Chaos is welcome, order has failed

This is also reflected in the stage, in that its real firewall has been expanded to create a spartan asylum with bare lightbulbs and loudspeakers. The appeal to the "dear citizens" to protest against the hoax of "this whole false world" as a construct of ideas from "badly painted", tax-financed backdrops, sits. For Aristophanes, the path from simplicity to clarity leads through simplicity. It's no different at Thom Luz. But according to the insight "Chaos is welcome, because order has failed", the director superimposes several simplifications into a complex composition of fleeting moments. Even the light, with its often varying moods, acts as an autonomous actor here, which is certainly due to the fact that the costumes also come from Tina Bleuler's hand.The linen-white overalls and health flip-flops reflect the group dynamics and at the same time the autistic individuality in which Mareike Beykirch, Elias Eilinghoff, Steffen Höld, Barbara Melzl, Lisa Stiegler and Cathrin Störmer the agon, the battle of words of antiquity, between the "wisest man of Athens" and his Increase apprentices to recitative obsession.

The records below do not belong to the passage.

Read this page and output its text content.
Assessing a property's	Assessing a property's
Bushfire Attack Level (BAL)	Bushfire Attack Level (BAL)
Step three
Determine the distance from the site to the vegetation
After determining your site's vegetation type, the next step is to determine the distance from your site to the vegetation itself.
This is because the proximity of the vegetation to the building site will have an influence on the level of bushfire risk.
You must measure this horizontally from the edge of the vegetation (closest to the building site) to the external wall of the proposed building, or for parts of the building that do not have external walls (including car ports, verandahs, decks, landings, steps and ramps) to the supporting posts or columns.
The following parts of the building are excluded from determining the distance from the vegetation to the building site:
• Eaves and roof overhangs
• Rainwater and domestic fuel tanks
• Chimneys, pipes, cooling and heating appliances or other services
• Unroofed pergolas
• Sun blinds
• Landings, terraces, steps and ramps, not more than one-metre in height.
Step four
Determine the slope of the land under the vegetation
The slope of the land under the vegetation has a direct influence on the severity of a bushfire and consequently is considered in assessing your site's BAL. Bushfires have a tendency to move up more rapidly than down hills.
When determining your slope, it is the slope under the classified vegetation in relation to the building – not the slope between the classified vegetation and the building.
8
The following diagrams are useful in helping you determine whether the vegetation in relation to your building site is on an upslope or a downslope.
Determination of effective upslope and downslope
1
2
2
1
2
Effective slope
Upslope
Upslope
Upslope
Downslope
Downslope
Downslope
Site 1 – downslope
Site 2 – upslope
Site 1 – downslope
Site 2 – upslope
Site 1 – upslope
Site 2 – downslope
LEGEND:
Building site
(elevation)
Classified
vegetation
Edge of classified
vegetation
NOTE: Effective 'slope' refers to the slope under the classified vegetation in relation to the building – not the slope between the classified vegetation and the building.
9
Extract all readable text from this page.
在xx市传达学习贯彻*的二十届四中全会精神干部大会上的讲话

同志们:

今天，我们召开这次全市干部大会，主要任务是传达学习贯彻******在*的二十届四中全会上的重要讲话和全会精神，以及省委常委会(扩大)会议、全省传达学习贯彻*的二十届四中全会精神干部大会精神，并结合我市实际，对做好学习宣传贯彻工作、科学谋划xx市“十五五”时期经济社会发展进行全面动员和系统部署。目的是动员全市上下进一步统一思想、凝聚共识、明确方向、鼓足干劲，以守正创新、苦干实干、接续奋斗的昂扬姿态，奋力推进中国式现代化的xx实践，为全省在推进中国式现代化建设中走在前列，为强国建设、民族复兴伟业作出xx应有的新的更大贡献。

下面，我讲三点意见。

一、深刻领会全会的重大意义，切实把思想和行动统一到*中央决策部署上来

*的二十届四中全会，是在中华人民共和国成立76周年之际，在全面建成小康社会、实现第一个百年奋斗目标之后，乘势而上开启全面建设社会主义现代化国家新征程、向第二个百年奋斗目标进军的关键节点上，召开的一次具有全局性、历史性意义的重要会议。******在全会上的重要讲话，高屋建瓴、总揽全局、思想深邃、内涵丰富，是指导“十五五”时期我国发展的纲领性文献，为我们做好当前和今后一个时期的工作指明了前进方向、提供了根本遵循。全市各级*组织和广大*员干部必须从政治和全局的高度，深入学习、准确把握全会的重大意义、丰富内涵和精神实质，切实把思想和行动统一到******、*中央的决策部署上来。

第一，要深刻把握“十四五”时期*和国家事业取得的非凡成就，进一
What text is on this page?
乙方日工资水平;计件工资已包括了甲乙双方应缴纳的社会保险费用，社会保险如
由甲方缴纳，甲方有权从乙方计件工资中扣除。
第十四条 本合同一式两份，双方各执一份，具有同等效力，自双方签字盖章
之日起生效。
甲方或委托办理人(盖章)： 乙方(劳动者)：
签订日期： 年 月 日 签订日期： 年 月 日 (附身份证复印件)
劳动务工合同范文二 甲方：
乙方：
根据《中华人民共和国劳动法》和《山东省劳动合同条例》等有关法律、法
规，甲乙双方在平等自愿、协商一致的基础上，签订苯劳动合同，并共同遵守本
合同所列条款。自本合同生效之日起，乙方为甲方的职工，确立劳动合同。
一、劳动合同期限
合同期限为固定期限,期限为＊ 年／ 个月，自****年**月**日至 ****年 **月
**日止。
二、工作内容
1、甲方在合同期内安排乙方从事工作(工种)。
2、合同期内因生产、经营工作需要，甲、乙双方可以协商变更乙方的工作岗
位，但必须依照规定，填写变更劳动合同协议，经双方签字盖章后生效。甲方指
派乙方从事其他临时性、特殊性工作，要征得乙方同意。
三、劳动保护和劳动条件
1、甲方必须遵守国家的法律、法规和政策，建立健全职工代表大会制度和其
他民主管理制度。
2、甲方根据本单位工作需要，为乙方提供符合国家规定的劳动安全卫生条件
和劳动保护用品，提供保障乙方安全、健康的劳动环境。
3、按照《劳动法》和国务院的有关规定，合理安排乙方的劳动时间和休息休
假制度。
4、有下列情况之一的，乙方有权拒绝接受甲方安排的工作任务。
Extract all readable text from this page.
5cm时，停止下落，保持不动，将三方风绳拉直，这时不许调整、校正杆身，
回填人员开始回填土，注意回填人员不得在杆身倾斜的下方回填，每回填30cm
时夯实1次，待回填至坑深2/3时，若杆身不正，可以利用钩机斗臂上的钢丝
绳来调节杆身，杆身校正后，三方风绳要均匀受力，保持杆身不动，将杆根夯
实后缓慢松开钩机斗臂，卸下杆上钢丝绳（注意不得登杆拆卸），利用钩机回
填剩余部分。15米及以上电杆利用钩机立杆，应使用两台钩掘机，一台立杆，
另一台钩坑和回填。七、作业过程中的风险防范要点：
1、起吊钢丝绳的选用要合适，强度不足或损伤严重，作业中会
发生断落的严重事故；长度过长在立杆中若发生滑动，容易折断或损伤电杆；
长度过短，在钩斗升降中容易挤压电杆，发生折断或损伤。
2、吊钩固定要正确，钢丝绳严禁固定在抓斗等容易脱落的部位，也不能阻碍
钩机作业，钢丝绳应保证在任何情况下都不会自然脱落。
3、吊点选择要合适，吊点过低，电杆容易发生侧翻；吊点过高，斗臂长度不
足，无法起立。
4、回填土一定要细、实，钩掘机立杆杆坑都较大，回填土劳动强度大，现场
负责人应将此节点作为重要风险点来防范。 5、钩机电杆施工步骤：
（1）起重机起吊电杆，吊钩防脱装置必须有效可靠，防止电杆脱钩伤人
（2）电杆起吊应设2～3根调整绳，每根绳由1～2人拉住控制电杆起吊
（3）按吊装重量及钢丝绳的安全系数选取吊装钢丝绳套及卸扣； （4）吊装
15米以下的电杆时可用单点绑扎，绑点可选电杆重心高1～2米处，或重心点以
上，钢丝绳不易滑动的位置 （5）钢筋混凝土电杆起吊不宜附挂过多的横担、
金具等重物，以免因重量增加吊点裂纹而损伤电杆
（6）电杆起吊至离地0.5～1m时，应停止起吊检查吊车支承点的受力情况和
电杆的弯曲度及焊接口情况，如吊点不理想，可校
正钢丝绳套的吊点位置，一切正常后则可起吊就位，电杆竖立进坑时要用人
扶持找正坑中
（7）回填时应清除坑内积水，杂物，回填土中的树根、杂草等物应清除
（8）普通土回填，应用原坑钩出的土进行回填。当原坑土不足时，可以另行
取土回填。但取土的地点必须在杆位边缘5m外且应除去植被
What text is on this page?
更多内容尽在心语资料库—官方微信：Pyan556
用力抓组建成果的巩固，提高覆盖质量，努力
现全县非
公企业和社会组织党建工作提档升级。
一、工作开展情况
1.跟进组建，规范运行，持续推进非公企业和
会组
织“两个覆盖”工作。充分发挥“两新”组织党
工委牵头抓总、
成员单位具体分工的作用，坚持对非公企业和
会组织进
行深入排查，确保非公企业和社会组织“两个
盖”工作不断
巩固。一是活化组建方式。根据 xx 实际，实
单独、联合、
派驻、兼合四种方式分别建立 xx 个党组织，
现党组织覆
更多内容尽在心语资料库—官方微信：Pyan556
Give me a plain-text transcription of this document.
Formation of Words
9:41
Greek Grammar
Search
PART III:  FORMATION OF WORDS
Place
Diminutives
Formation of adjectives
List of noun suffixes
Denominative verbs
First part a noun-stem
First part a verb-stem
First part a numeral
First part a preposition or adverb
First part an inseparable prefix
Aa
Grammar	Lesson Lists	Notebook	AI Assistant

All of this is accompanied by a conductor figure making music in front of the ramp as if from an orchestra pit.

Under the musical direction of Mathias Weibel, together with four tape recorders and just as many electronic keyboard instruments, Daniele Pintaudi tiles a threateningly lovely, thematically atmospheric mosaic of yesterday and today.

The Munich premiere audience, which was forcibly thinned to a quarter, gave a long, hearty applause.